A new state audit says the Minnesota Department of Human Rights is taking too long to investigate cases, leading to a large backlog of cases for investigators.

The report from the Office of the Legislative Auditor found most cases took more than a year for investigators to complete, making it "more difficult to conduct effective investigations."

One problem, auditors found, is case intake. According to the report, the Department of Human Rights would often accept cases that didn't meet the minimum criteria to launch an investigation. As a result, investigators end up looking into cases that go nowhere and have less time to work on more noteworthy investigations.

Speaking with investigators, auditors said they took a lax approach to screening complaints. Auditors also found staff would fail to fact check the complaints, meaning sometimes complainants would "misremember" key details about the case and that the department would end up taking a case they otherwise would not accept.

As for the actual investigation into human rights cases, auditors found there are very few standards for an investigation.

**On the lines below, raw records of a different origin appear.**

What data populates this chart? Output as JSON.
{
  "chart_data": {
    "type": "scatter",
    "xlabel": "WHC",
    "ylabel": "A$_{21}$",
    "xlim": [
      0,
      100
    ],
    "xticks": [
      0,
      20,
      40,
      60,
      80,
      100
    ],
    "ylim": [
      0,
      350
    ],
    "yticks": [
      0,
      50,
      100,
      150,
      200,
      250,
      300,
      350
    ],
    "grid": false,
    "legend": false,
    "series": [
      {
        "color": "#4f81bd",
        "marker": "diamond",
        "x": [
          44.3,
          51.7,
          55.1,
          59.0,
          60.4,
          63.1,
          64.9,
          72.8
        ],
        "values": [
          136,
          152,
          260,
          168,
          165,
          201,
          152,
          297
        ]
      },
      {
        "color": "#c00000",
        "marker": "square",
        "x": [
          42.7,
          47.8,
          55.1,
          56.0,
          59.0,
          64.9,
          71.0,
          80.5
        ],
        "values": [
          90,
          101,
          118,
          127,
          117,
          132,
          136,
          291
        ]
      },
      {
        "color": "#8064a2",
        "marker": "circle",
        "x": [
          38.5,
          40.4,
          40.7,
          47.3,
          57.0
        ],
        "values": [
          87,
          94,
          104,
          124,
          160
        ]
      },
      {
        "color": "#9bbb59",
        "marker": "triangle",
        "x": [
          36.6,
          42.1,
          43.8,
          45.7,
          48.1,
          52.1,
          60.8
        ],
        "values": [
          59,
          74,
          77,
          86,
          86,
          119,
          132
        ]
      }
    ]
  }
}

According to the report, the Minnesota Department of Human Rights has not "established policies regarding whether investigators should interview responding parties or witnesses, or how long investigators should give parties to respond to department requests for additional information."

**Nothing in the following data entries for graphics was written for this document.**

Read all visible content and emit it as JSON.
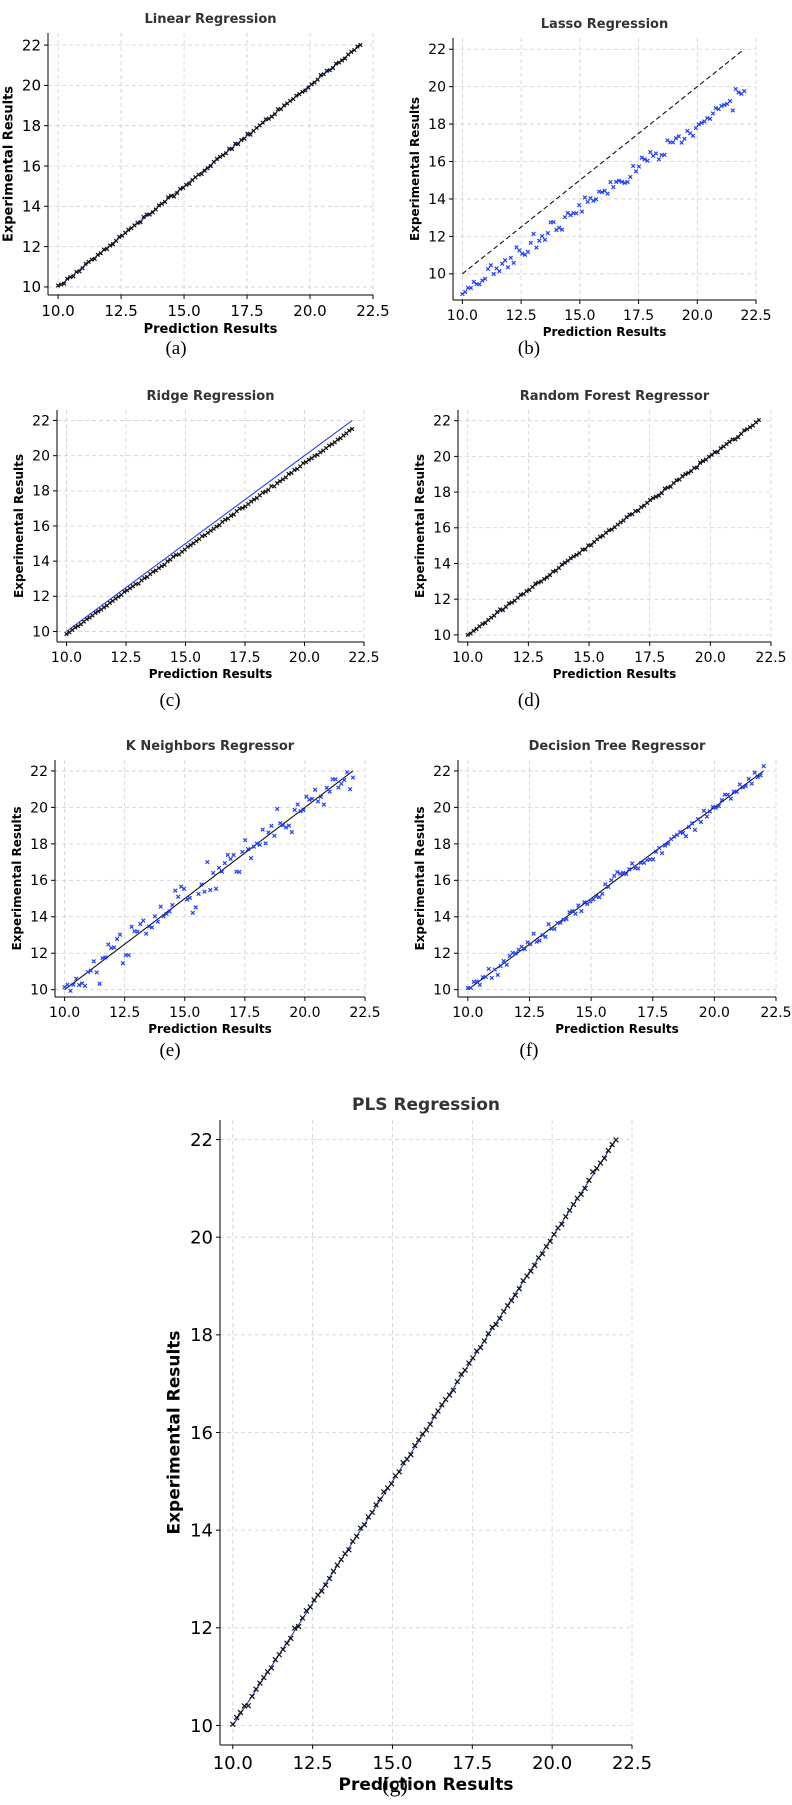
{
  "chart_data": [
    {
      "id": "a",
      "type": "scatter",
      "caption": "(a)",
      "title": "Linear Regression",
      "xlabel": "Prediction Results",
      "ylabel": "Experimental Results",
      "xlim": [
        9.6,
        22.5
      ],
      "ylim": [
        9.6,
        22.6
      ],
      "xticks": [
        "10.0",
        "12.5",
        "15.0",
        "17.5",
        "20.0",
        "22.5"
      ],
      "xtick_values": [
        10,
        12.5,
        15,
        17.5,
        20,
        22.5
      ],
      "yticks": [
        "10",
        "12",
        "14",
        "16",
        "18",
        "20",
        "22"
      ],
      "ytick_values": [
        10,
        12,
        14,
        16,
        18,
        20,
        22
      ],
      "grid": true,
      "reference_line": {
        "from": [
          10,
          10
        ],
        "to": [
          22,
          22
        ],
        "style": "solid",
        "color": "#1f3fbf"
      },
      "series": [
        {
          "x_range": [
            10,
            22
          ],
          "n": 100,
          "slope": 1.0,
          "intercept": 0.0,
          "noise": 0.05,
          "marker": "x",
          "color": "#111111"
        }
      ]
    },
    {
      "id": "b",
      "type": "scatter",
      "caption": "(b)",
      "title": "Lasso Regression",
      "xlabel": "Prediction Results",
      "ylabel": "Experimental Results",
      "xlim": [
        9.6,
        22.5
      ],
      "ylim": [
        8.6,
        22.6
      ],
      "xticks": [
        "10.0",
        "12.5",
        "15.0",
        "17.5",
        "20.0",
        "22.5"
      ],
      "xtick_values": [
        10,
        12.5,
        15,
        17.5,
        20,
        22.5
      ],
      "yticks": [
        "10",
        "12",
        "14",
        "16",
        "18",
        "20",
        "22"
      ],
      "ytick_values": [
        10,
        12,
        14,
        16,
        18,
        20,
        22
      ],
      "grid": true,
      "reference_line": {
        "from": [
          10,
          10
        ],
        "to": [
          22,
          22
        ],
        "style": "dashed",
        "color": "#111111"
      },
      "series": [
        {
          "x_range": [
            10,
            22
          ],
          "n": 100,
          "slope": 0.89,
          "intercept": 0.1,
          "noise": 0.22,
          "marker": "x",
          "color": "#1f3fff"
        }
      ]
    },
    {
      "id": "c",
      "type": "scatter",
      "caption": "(c)",
      "title": "Ridge Regression",
      "xlabel": "Prediction Results",
      "ylabel": "Experimental Results",
      "xlim": [
        9.6,
        22.5
      ],
      "ylim": [
        9.4,
        22.6
      ],
      "xticks": [
        "10.0",
        "12.5",
        "15.0",
        "17.5",
        "20.0",
        "22.5"
      ],
      "xtick_values": [
        10,
        12.5,
        15,
        17.5,
        20,
        22.5
      ],
      "yticks": [
        "10",
        "12",
        "14",
        "16",
        "18",
        "20",
        "22"
      ],
      "ytick_values": [
        10,
        12,
        14,
        16,
        18,
        20,
        22
      ],
      "grid": true,
      "reference_line": {
        "from": [
          10,
          10
        ],
        "to": [
          22,
          22
        ],
        "style": "solid",
        "color": "#2040ff"
      },
      "series": [
        {
          "x_range": [
            10,
            22
          ],
          "n": 100,
          "slope": 0.97,
          "intercept": 0.16,
          "noise": 0.03,
          "marker": "x",
          "color": "#111111"
        }
      ]
    },
    {
      "id": "d",
      "type": "scatter",
      "caption": "(d)",
      "title": "Random Forest Regressor",
      "xlabel": "Prediction Results",
      "ylabel": "Experimental Results",
      "xlim": [
        9.6,
        22.5
      ],
      "ylim": [
        9.6,
        22.6
      ],
      "xticks": [
        "10.0",
        "12.5",
        "15.0",
        "17.5",
        "20.0",
        "22.5"
      ],
      "xtick_values": [
        10,
        12.5,
        15,
        17.5,
        20,
        22.5
      ],
      "yticks": [
        "10",
        "12",
        "14",
        "16",
        "18",
        "20",
        "22"
      ],
      "ytick_values": [
        10,
        12,
        14,
        16,
        18,
        20,
        22
      ],
      "grid": true,
      "reference_line": {
        "from": [
          10,
          10
        ],
        "to": [
          22,
          22
        ],
        "style": "solid",
        "color": "#1f3fbf"
      },
      "series": [
        {
          "x_range": [
            10,
            22
          ],
          "n": 100,
          "slope": 1.0,
          "intercept": 0.0,
          "noise": 0.04,
          "marker": "x",
          "color": "#111111"
        }
      ]
    },
    {
      "id": "e",
      "type": "scatter",
      "caption": "(e)",
      "title": "K Neighbors Regressor",
      "xlabel": "Prediction Results",
      "ylabel": "Experimental Results",
      "xlim": [
        9.6,
        22.5
      ],
      "ylim": [
        9.6,
        22.6
      ],
      "xticks": [
        "10.0",
        "12.5",
        "15.0",
        "17.5",
        "20.0",
        "22.5"
      ],
      "xtick_values": [
        10,
        12.5,
        15,
        17.5,
        20,
        22.5
      ],
      "yticks": [
        "10",
        "12",
        "14",
        "16",
        "18",
        "20",
        "22"
      ],
      "ytick_values": [
        10,
        12,
        14,
        16,
        18,
        20,
        22
      ],
      "grid": true,
      "reference_line": {
        "from": [
          10,
          10
        ],
        "to": [
          22,
          22
        ],
        "style": "solid",
        "color": "#111111"
      },
      "series": [
        {
          "x_range": [
            10,
            22
          ],
          "n": 100,
          "slope": 1.0,
          "intercept": 0.0,
          "noise": 0.45,
          "marker": "x",
          "color": "#1f3fff"
        }
      ]
    },
    {
      "id": "f",
      "type": "scatter",
      "caption": "(f)",
      "title": "Decision Tree Regressor",
      "xlabel": "Prediction Results",
      "ylabel": "Experimental Results",
      "xlim": [
        9.6,
        22.5
      ],
      "ylim": [
        9.6,
        22.6
      ],
      "xticks": [
        "10.0",
        "12.5",
        "15.0",
        "17.5",
        "20.0",
        "22.5"
      ],
      "xtick_values": [
        10,
        12.5,
        15,
        17.5,
        20,
        22.5
      ],
      "yticks": [
        "10",
        "12",
        "14",
        "16",
        "18",
        "20",
        "22"
      ],
      "ytick_values": [
        10,
        12,
        14,
        16,
        18,
        20,
        22
      ],
      "grid": true,
      "reference_line": {
        "from": [
          10,
          10
        ],
        "to": [
          22,
          22
        ],
        "style": "solid",
        "color": "#111111"
      },
      "series": [
        {
          "x_range": [
            10,
            22
          ],
          "n": 100,
          "slope": 1.0,
          "intercept": 0.0,
          "noise": 0.18,
          "marker": "x",
          "color": "#1f3fff"
        }
      ]
    },
    {
      "id": "g",
      "type": "scatter",
      "caption": "(g)",
      "title": "PLS Regression",
      "xlabel": "Prediction Results",
      "ylabel": "Experimental Results",
      "xlim": [
        9.6,
        22.5
      ],
      "ylim": [
        9.6,
        22.4
      ],
      "xticks": [
        "10.0",
        "12.5",
        "15.0",
        "17.5",
        "20.0",
        "22.5"
      ],
      "xtick_values": [
        10,
        12.5,
        15,
        17.5,
        20,
        22.5
      ],
      "yticks": [
        "10",
        "12",
        "14",
        "16",
        "18",
        "20",
        "22"
      ],
      "ytick_values": [
        10,
        12,
        14,
        16,
        18,
        20,
        22
      ],
      "grid": true,
      "reference_line": {
        "from": [
          10,
          10
        ],
        "to": [
          22,
          22
        ],
        "style": "solid",
        "color": "#1f3fbf"
      },
      "series": [
        {
          "x_range": [
            10,
            22
          ],
          "n": 100,
          "slope": 1.0,
          "intercept": 0.0,
          "noise": 0.03,
          "marker": "x",
          "color": "#111111"
        }
      ]
    }
  ]
}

When investigators did speak with individuals, in 13 percent of cases they reviewed, auditors were unable to find notes about the interview.

At the end of the day, auditors found that 95 percent of cases in 2016 investigated by the Department of Human Rights were determined to have "no probable cause."

Among recommended changes in the report, auditors are calling for the Department of Human Rights to apply stricter standards to accepting cases while setting standards for investigators looking into cases.